December 18, 2004

Mexico flirts with the silver unit - a good base for digital issuance

One sees more and more references to Islamic countries musing on gold as their base for currency; but also silver might shine again. Mexico is delving into her historical consciousness for some semblance of honesty in money.

Whether this ever gets further along than a popular movement is unclear, but certainly the populace seems to like the idea, if an essay by Hugo Salinasthat is circulating the net is any guide (or here or here; the original spanish seems lost!). So much so that the Bank of Mexico allegedly felt the need to defend its own paper unit.

People outside financial cryptography often get bemused by the concentration on precious metals. When outsiders see Issuers using those tired barbaric relics for currencies, they find it too easy to write off the field. What they miss needs some explanation and with Mexico's flirtation, now seems to be as good a time as any to explain.

It's fundamentally a consequnce of open governance. To see that consequence, let's review how open governance works. For those familiar, skip these paragraphs...

The core of issuance is about presenting a contract of value. It could be any value, really, and it is only the imagination of the Issuer that is the limit here. Currencies are one such, first proposed by David Chaum, but also financial instruments such as shares, bonds and options are equally issuable.

Virtual issues were obvious from the very first days: loyalty systems, gaming units, gambling chips and the like were readily recognised as issuable, and there have been many proposals in this vein since Chaum first kick started the field with his blinding formula.


Which all leads to a very tricky problem: if it is so easy to issue loyalty points and so easy to issue currency, how does a confused public tell the difference?

Enter, for the first part, the contract. The agreement between the Issuer and the users is called a contract, and in that document it should say what the issue is. Currency, loyalty, casino chips, or options on futures of first sons; it's all written in the agreement.

But, the canny and suspicious public says, those are just words! How do we know that the Issuer will keep his word [1]?

Enter for the second part, the five parties model.

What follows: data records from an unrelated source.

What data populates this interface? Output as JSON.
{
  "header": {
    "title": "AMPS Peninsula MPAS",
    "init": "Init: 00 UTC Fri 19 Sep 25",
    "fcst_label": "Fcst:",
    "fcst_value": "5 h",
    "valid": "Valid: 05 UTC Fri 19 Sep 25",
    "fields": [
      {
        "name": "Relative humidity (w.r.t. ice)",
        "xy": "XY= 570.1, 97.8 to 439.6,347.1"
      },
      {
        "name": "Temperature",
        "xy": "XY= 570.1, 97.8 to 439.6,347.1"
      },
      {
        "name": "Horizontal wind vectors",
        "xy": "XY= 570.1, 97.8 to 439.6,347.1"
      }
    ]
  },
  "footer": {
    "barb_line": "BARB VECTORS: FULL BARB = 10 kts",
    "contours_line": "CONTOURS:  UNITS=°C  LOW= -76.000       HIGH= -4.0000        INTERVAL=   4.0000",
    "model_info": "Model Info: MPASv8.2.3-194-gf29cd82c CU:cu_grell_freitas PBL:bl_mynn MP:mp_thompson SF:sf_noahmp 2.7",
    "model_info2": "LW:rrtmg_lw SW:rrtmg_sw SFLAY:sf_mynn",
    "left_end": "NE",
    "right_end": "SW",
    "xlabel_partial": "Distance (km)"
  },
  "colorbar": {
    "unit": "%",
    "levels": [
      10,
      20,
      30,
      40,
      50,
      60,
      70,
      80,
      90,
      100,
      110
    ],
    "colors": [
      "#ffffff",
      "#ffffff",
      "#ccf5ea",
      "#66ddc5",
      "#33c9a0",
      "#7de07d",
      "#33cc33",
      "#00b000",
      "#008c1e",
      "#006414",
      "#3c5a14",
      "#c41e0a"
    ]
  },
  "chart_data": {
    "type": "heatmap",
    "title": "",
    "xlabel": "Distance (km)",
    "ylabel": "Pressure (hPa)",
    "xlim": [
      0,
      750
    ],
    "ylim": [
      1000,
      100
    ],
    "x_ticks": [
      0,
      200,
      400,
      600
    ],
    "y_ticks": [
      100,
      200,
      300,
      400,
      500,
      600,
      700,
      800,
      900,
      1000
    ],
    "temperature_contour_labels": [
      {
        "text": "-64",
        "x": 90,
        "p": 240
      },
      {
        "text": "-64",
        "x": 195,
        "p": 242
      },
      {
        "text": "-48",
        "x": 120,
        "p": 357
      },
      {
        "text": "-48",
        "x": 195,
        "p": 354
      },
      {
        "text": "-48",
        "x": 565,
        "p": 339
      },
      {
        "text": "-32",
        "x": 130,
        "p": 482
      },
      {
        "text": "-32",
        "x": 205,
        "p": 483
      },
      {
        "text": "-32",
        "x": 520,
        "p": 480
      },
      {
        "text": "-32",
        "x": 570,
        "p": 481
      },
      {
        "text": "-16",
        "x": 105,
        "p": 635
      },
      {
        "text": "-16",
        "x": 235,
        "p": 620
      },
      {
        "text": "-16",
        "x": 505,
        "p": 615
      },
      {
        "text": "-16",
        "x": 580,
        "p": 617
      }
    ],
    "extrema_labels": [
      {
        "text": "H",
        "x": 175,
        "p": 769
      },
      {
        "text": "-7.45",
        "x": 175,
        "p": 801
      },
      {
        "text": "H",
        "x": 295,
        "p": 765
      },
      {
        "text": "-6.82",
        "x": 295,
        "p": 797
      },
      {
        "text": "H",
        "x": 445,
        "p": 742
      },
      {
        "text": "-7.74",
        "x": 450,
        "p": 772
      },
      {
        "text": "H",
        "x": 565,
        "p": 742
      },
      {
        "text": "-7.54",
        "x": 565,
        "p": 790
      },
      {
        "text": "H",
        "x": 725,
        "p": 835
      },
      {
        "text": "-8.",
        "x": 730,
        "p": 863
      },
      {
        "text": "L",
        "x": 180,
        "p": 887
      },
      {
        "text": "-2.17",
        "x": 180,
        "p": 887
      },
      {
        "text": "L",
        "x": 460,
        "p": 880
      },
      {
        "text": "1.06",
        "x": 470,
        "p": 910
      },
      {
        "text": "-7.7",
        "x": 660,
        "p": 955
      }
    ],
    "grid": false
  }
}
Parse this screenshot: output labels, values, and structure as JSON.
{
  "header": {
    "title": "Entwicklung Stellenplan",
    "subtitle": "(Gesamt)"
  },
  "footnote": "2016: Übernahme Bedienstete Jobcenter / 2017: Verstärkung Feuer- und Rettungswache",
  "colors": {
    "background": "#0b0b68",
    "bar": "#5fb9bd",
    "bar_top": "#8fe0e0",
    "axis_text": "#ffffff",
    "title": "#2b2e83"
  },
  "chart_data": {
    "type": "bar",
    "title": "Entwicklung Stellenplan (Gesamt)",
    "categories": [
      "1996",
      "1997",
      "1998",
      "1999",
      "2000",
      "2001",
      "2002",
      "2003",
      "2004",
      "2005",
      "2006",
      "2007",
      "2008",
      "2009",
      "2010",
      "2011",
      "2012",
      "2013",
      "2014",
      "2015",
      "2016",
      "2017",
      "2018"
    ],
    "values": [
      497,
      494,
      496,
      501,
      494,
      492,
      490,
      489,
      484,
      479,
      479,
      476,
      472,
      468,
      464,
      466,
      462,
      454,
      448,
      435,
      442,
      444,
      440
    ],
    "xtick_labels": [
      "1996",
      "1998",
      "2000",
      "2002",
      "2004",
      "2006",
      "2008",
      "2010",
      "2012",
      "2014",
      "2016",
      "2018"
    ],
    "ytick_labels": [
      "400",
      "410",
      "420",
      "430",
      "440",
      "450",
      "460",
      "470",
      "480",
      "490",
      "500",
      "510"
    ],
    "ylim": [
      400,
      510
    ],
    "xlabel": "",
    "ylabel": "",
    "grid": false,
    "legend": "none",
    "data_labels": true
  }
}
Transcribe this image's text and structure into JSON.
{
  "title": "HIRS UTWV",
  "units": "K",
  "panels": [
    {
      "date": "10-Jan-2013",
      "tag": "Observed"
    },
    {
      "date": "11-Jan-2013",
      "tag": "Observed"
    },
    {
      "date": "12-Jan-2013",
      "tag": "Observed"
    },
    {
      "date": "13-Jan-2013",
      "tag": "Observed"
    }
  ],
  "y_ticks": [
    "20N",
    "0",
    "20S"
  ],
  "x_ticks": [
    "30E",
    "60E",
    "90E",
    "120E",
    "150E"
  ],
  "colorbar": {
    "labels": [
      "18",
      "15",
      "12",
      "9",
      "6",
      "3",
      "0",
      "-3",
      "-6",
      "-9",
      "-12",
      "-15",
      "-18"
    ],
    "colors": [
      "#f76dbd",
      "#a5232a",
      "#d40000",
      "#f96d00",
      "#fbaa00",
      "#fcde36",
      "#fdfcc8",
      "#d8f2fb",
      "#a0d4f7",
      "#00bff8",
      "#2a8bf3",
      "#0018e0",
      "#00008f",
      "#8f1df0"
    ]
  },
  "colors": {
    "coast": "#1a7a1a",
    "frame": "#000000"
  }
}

In the 5PM as it is abbreviated, reserves can be allocated and stored with one party that is independent of the Issuer. This would be an escrow partner or a trustee. Then, a second party becomes a co-signatory, whos signature is required to release any assets. Thirdly, the Issuer appoints a manager to day to day deals, with a small float, so the Issuer himself is separated from the business aspects. That makes for four parties, all watching each other.

And finally we enroll the public as the fifth party. She is coopted into auditing all the activities of the other parties. So the 4 insider parties publish their activities and also the status of the reserves at any one time, and the user keeps an eye on all those things.

The 5PM reduces the issuance of value to a process and to an accounting mechanism. We have reduced the safety of an issuance to a problem of no more difficulty than counting. We've swept away all that nonsense and cost called Basel II, Sarbanes Oxley and other disasters of governance, and put the user firmly in charge.

All she has to do is count [2].

And this is where precious metals like gold and silver step in. Metal is easy to count. It is either here or it is not. The bars are either in the vault or they are not. Any member of the public can cope with that question.

In contrast, every other base for issuance is more complicated. Are there dollars in your account? Where is the wire that was sent last month? Have my airmiles been credited, and are they really there if I cannot buy the flight I want? Am I a shareholder in full ownership of these shares, and what's this about the shares having been lent out? Can you explain the theft of mutual funds again, but really slowly this time [3]?

The problems with virtual issues like currency, shares, bonds, etc etc, go on and on. Physical metal however is tractable. It stops right here: is there a bar or is there not?

Which means that by far the most efficient thing to issue in a digital world, in the context of governance, is precious metals. It's efficient in the sense that a very small team can create a very powerful governance model and present an honest issue to their user community. Hence, startups look closely at the relic, and see not barbarity, but governability.

So Mexico's move is good news for digital issuance. The more the silver and gold gain respect, the more users there are for a simple, robust digital issue. And the more we have a firm base in precious metals, the more issuers can get into the complicated stuff like dollars, mutual funds and shares, and provide those with the open governance that users expect. Go Mexico!


Images are from Mobile Silver. For more interest in coins, see Austria issues 100,000 Euro coin

[1] In financial cryptography, the Issuer is masculine, and the user is feminine. This cryptographic custom uses a trick of the english language, and may or may not make any sense in other languages.

[2] Just to cap off this quick description of the 5PM: we now have sufficient empirical evidence that it works.

[3] These are all real, today complaints, well beyond the ken of the user. Mutual funds in the US were raided in a complex scam by insiders that stole more value than we care to write down. And for shares, there is a complex scam alleged in courts where the manager of the shares, DTCC, was claimed to have lent out the shares without limit to those shorting the stock, again without limit.